Streaming Le Dernier Duel

Ah, Le Dernier Duel. Ce petit bijou cinématographique qui vous promet trois heures (oui, vous avez bien lu, trois) de bonnement… comment dire… de bonnement épique. Ou peut-être juste de bonnement… long. On ne sait pas trop encore, mais on est là pour décortiquer tout ça pour vous, confortablement installé dans votre canapé, avec ce petit clin d'œil complice. Parce que soyons honnêtes, qui n'a jamais rêvé de passer une soirée à regarder des chevaliers s'envoyer des uppercuts médiévaux pendant que les dames du château suspiraient dramatiquement ?

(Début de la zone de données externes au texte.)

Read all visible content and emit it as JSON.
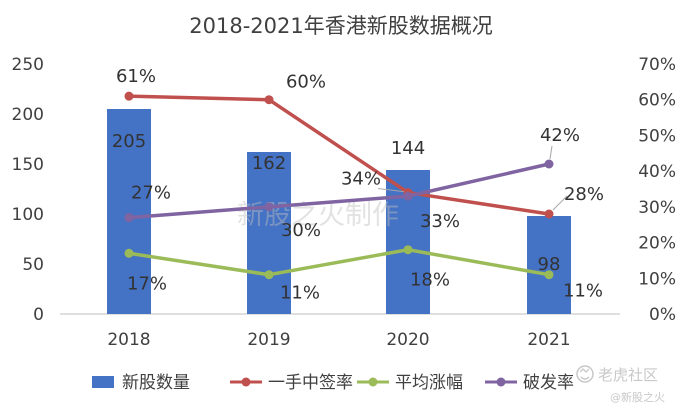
{
  "chart_data": {
    "type": "bar",
    "title": "2018-2021年香港新股数据概况",
    "categories": [
      "2018",
      "2019",
      "2020",
      "2021"
    ],
    "left_axis": {
      "min": 0,
      "max": 250,
      "step": 50,
      "ticks": [
        "0",
        "50",
        "100",
        "150",
        "200",
        "250"
      ]
    },
    "right_axis": {
      "min": 0,
      "max": 70,
      "step": 10,
      "ticks": [
        "0%",
        "10%",
        "20%",
        "30%",
        "40%",
        "50%",
        "60%",
        "70%"
      ]
    },
    "grid": false,
    "legend_position": "bottom",
    "series": [
      {
        "name": "新股数量",
        "type": "bar",
        "axis": "left",
        "color": "#4472c4",
        "values": [
          205,
          162,
          144,
          98
        ],
        "labels": [
          "205",
          "162",
          "144",
          "98"
        ]
      },
      {
        "name": "一手中签率",
        "type": "line",
        "axis": "right",
        "color": "#c0504d",
        "values": [
          61,
          60,
          34,
          28
        ],
        "labels": [
          "61%",
          "60%",
          "34%",
          "28%"
        ]
      },
      {
        "name": "平均涨幅",
        "type": "line",
        "axis": "right",
        "color": "#9bbb59",
        "values": [
          17,
          11,
          18,
          11
        ],
        "labels": [
          "17%",
          "11%",
          "18%",
          "11%"
        ]
      },
      {
        "name": "破发率",
        "type": "line",
        "axis": "right",
        "color": "#8064a2",
        "values": [
          27,
          30,
          33,
          42
        ],
        "labels": [
          "27%",
          "30%",
          "33%",
          "42%"
        ]
      }
    ]
  },
  "watermarks": {
    "center": "新股之火制作",
    "corner_brand": "老虎社区",
    "corner_handle": "@新股之火"
  }
}
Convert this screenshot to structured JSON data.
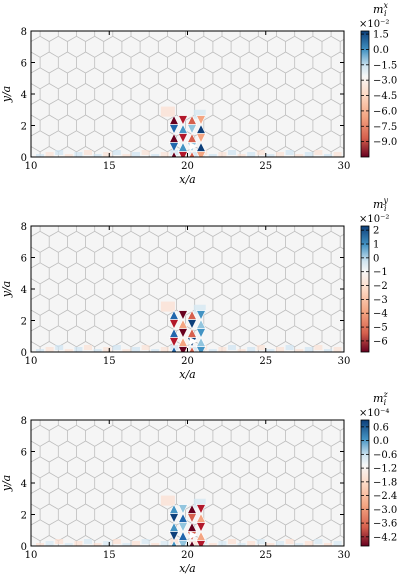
{
  "figure": {
    "panels": [
      {
        "cbar_title": "m_i^x",
        "cbar_multiplier": "×10⁻²",
        "cbar_ticks": [
          "1.5",
          "0.0",
          "−1.5",
          "−3.0",
          "−4.5",
          "−6.0",
          "−7.5",
          "−9.0"
        ],
        "cbar_range": [
          -10.5,
          1.8
        ],
        "xlabel": "x/a",
        "ylabel": "y/a",
        "xticks": [
          "10",
          "15",
          "20",
          "25",
          "30"
        ],
        "yticks": [
          "0",
          "2",
          "4",
          "6",
          "8"
        ]
      },
      {
        "cbar_title": "m_i^y",
        "cbar_multiplier": "×10⁻²",
        "cbar_ticks": [
          "2",
          "1",
          "0",
          "−1",
          "−2",
          "−3",
          "−4",
          "−5",
          "−6"
        ],
        "cbar_range": [
          -6.8,
          2.3
        ],
        "xlabel": "x/a",
        "ylabel": "y/a",
        "xticks": [
          "10",
          "15",
          "20",
          "25",
          "30"
        ],
        "yticks": [
          "0",
          "2",
          "4",
          "6",
          "8"
        ]
      },
      {
        "cbar_title": "m_i^z",
        "cbar_multiplier": "×10⁻⁴",
        "cbar_ticks": [
          "0.6",
          "0.0",
          "−0.6",
          "−1.2",
          "−1.8",
          "−2.4",
          "−3.0",
          "−3.6",
          "−4.2"
        ],
        "cbar_range": [
          -4.6,
          0.9
        ],
        "xlabel": "x/a",
        "ylabel": "y/a",
        "xticks": [
          "10",
          "15",
          "20",
          "25",
          "30"
        ],
        "yticks": [
          "0",
          "2",
          "4",
          "6",
          "8"
        ]
      }
    ]
  },
  "chart_data": [
    {
      "type": "heatmap",
      "title": "",
      "xlabel": "x/a",
      "ylabel": "y/a",
      "xlim": [
        10,
        30
      ],
      "ylim": [
        0,
        8
      ],
      "colorbar_label": "m_i^x",
      "colorbar_scale": "×10⁻²",
      "colorbar_range": [
        -10.5,
        1.8
      ],
      "colormap": "RdBu",
      "grid": "honeycomb lattice",
      "features": [
        {
          "x": 20,
          "y": 1.2,
          "description": "strong localized magnetization pattern near (20, 1)"
        }
      ]
    },
    {
      "type": "heatmap",
      "title": "",
      "xlabel": "x/a",
      "ylabel": "y/a",
      "xlim": [
        10,
        30
      ],
      "ylim": [
        0,
        8
      ],
      "colorbar_label": "m_i^y",
      "colorbar_scale": "×10⁻²",
      "colorbar_range": [
        -6.8,
        2.3
      ],
      "colormap": "RdBu",
      "grid": "honeycomb lattice"
    },
    {
      "type": "heatmap",
      "title": "",
      "xlabel": "x/a",
      "ylabel": "y/a",
      "xlim": [
        10,
        30
      ],
      "ylim": [
        0,
        8
      ],
      "colorbar_label": "m_i^z",
      "colorbar_scale": "×10⁻⁴",
      "colorbar_range": [
        -4.6,
        0.9
      ],
      "colormap": "RdBu",
      "grid": "honeycomb lattice"
    }
  ]
}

Réalisé par nul autre que le maître du spectacle à grande échelle, Ridley Scott, Le Dernier Duel nous plonge en plein XIVe siècle. Imaginez un peu : la France médiévale, des armures qui font "cling clang" à chaque pas, et une intrigue qui tourne autour d'une accusation de viol. Rien que ça ! Pas vraiment le genre de film qu'on regarde en mangeant des pop-corn devant sa série préférée de cuisine, n'est-ce pas ? Attention, spoiler alerte : on ne découvre pas la recette du parfait mille-feuille ici.
Ce qui rend ce film… disons… particulier, c'est sa structure narrative. En gros, on a le droit à la même histoire, racontée trois fois, du point de vue de trois personnages différents : Jean de Carrouges (joué par un Matt Damon qui a visiblement beaucoup apprécié le port de la barbe), Jacques Le Gris (Adam Driver, toujours aussi intense, même en armure), et Marguerite de Carrouges (la sublime Jodie Comer, qui porte une bonne partie du poids dramatique sur ses épaules). Au début, on se dit : "Sympa, un petit trio de perspectives !". Puis, après la deuxième répétition, on commence à se demander si on n'a pas appuyé par erreur sur le bouton "replay". Accrochez-vous, ça va secouer (et pas que les épées) !
La première partie, c'est le point de vue de Carrouges. Un guerrier un peu bourru, un peu rustre, qui voit le monde en noir et blanc. Ou plutôt, en "ami" et "ennemi". La deuxième, c'est celle de Le Gris. L'autre guerrier, plus fin, plus… disons… charismatique. Et la troisième, la fameuse, c'est celle de Marguerite. C'est là que le film prend toute sa dimension. Car ce duel, ce n'est pas juste un combat à mort pour l'honneur. Non, c'est aussi le reflet de la place des femmes à cette époque. Et franchement, voir Jodie Comer naviguer dans ce labyrinthe d'injustice, c'est captivant.
On est loin des contes de fées où la princesse attend sagement son prince charmant. Ici, la princesse (si on peut l'appeler ainsi) doit se battre. Et pas seulement à l'épée. Les scènes de combat sont d'ailleurs plutôt bien chorégraphiées, même si on a parfois l'impression que les acteurs ont un peu trop bu de vin avant de monter sur le ring. L'ambiance générale est sombre, brutale, et incroyablement réaliste (du moins, pour ce qu'on peut imaginer du XIVe siècle sans avoir vécu dedans, hein).

Alors, Le Dernier Duel, c'est pour qui ? Si vous aimez les films qui vous font réfléchir, qui vous montrent différentes facettes d'une même histoire, et qui ont le bon goût de ne pas avoir peur de parler de sujets difficiles, foncez ! Si vous cherchez une comédie légère pour vous endormir doucement, passez votre chemin. Ce film, il vous tient en haleine, vous fait grincer des dents, et vous laisse avec une impression… indélébile.
En résumé, si vous regardez Le Dernier Duel et que vous vous dites "J'ai déjà vu ça quelque part", ne vous inquiétez pas, vous n'êtes pas fou. Vous avez juste droit à la version Director's Cut étendue… mais avec des chevaliers qui se cognent dessus. Et après tout ça, si vous n'avez pas l'impression d'avoir fait un aller-retour en plein Moyen Âge, c'est que vous avez regardé le film à l'envers. Et ça, mon ami, c'est un tout autre duel.